There are only two areas in the demo and a typical run through will probably take about 20 to 30 minutes but the thing that keeps it interesting is the AI director.

Like the banker on Deal or No Deal, only evil, it oversees your actions and the progress you are making, but without a Noel Edmonds style middle man. At the most inconvenient moment he can turn up the heat and flood the area with hundreds of zombies that come running and screaming from every conceivable angle.

Every game is different because the zombies attack you in an unpredictable and random manner with each play through. If an area was swamped with the walking decayed last time, it could be completely deserted the next.

With only two levels this might get old after a few hours, but in the full game there are 20 stretches of random mayhem to run, gun and die in. Talking of guns there are ten. Not so many, but they are all suited to their own specified situations, and so none appear underpowered or will be ignored.

Mowing down hordes of the undead has never been so fun, and the full venture comes out on November 18.

Wednesday, 5 November 2008

A game of two halves (so one I suppose)

The beautiful game. To me, this is Metal Gear Solid 4. To those who have no problems showering with other men, it would probably be football, a game originally played with the stuffed innards of a pig.

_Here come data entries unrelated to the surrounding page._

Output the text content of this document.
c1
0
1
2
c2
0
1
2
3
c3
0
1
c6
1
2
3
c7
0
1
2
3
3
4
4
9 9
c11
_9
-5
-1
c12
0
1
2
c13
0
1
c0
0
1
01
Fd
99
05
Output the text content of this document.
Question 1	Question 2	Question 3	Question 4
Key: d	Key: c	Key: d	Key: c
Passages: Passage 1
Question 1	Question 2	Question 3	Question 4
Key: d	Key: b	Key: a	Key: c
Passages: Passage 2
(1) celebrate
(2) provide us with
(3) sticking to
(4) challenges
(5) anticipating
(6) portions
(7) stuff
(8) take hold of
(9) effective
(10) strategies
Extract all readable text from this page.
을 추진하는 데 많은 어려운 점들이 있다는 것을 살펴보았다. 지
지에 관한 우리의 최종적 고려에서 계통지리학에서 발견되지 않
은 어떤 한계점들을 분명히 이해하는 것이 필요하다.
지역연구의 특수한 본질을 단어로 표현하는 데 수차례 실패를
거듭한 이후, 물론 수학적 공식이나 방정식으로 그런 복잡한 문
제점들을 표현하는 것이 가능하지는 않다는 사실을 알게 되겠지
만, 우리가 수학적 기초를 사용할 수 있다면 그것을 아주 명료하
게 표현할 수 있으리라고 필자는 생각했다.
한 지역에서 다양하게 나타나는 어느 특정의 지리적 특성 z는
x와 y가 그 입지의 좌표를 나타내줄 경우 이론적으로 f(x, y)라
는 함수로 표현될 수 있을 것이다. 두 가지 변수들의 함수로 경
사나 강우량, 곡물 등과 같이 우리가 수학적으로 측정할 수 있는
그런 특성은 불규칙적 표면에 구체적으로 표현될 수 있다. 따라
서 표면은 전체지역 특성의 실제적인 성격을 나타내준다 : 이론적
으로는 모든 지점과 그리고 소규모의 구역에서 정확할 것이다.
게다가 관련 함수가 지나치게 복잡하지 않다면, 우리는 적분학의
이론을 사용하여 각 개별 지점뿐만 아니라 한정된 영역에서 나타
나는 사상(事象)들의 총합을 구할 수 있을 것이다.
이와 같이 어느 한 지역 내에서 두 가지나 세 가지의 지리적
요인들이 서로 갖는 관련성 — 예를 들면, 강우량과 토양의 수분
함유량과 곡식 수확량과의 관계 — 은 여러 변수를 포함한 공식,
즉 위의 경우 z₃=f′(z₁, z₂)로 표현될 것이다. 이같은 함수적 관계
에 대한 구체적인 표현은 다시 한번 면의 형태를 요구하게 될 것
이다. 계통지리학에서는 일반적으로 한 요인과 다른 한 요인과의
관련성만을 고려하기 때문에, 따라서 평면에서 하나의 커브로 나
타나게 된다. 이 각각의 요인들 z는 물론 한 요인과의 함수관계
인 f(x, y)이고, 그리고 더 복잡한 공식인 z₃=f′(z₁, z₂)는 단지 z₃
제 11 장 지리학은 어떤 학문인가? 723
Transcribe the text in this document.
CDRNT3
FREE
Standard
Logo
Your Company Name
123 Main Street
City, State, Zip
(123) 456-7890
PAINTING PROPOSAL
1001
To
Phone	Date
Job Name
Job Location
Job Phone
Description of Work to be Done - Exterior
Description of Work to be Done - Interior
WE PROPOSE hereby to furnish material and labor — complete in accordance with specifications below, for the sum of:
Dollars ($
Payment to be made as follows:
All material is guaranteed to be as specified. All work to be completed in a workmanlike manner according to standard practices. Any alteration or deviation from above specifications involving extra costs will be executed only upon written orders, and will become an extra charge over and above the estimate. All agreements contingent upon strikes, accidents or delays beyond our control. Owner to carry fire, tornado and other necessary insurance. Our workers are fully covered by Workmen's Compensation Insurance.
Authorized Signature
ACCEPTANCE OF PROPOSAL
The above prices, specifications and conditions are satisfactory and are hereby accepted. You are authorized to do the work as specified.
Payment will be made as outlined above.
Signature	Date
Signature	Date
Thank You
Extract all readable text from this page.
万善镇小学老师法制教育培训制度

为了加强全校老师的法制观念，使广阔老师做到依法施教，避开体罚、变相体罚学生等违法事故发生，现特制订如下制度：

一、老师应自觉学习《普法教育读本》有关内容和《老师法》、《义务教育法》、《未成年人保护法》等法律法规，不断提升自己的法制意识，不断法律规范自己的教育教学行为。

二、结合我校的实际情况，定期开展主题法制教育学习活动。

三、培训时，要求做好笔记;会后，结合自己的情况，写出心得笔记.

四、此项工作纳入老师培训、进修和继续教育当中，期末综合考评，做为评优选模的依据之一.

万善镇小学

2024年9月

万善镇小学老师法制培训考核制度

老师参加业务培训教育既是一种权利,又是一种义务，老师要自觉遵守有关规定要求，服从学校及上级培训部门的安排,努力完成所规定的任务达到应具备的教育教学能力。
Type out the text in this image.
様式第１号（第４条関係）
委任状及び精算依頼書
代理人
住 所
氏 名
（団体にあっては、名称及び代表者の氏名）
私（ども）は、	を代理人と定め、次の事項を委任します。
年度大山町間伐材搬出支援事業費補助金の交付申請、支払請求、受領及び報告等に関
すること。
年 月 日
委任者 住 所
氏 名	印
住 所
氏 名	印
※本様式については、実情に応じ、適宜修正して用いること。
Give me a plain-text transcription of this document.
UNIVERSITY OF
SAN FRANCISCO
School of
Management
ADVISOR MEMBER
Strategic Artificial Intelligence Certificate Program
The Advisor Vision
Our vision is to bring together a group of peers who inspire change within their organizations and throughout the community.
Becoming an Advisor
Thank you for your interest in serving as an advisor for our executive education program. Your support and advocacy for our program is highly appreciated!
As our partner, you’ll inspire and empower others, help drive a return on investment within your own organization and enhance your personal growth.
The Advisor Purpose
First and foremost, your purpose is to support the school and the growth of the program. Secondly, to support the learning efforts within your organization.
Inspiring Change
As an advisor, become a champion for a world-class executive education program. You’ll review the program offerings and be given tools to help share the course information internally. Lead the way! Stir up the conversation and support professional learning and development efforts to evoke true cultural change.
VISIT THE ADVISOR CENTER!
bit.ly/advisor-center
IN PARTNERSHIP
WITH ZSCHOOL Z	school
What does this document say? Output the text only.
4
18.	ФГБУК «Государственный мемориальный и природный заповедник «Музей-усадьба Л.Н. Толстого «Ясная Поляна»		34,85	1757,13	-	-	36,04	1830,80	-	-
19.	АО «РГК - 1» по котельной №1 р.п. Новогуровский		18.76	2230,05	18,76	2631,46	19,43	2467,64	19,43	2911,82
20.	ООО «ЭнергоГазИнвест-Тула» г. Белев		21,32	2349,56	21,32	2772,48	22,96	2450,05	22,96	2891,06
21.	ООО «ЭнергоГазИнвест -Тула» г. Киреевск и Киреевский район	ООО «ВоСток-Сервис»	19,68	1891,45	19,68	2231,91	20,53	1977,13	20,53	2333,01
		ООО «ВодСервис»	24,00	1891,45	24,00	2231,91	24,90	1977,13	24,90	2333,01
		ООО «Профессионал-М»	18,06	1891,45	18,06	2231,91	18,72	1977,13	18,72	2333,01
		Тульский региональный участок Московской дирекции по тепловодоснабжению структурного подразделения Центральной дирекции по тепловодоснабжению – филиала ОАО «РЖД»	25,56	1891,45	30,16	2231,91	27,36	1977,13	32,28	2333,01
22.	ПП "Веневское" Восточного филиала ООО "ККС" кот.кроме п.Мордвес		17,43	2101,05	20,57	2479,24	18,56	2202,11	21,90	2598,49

Now, I like kicking dead things as much as the next guy, but televising it with international players representing national teams is getting a bit silly.

This all being said, I have recently been trying out FIFA, and I have to say, it isn’t half bad; more 51% good.

I prefer more of the over the top silliness of Mario Strikers: Charged, where setting the opposing goal keeper on fire and punching the defenders is allowed and encouraged.

The thing that I do not understand is why you would want to play a game that is based on a game that already takes itself far too seriously? I’m sure it is fun being able to play football on the TV screen and not risk breaking a leg or accidentally touching a friend in their special place, but where are the exaggerated differences that make games what they are!

It is not fun being told that the goal you just scored did not count, because you had the audacity to pass to a player who was smart enough to get behind the other team’s defenders. Why should the game stop because I nudged the ball outside a drawn box, wouldn’t a solid wall around the edge make it better?

You can not even argue that you are playing football as you would dream it, because if you honestly want to play all eleven positions, and randomly switch persona to the guy closest to the ball, then you clearly belong in Tescos as the world’s most efficient shelf stacker.

To make football games, virtual or real more interesting, at least add a multi-ball feature or pitfalls on the pitch.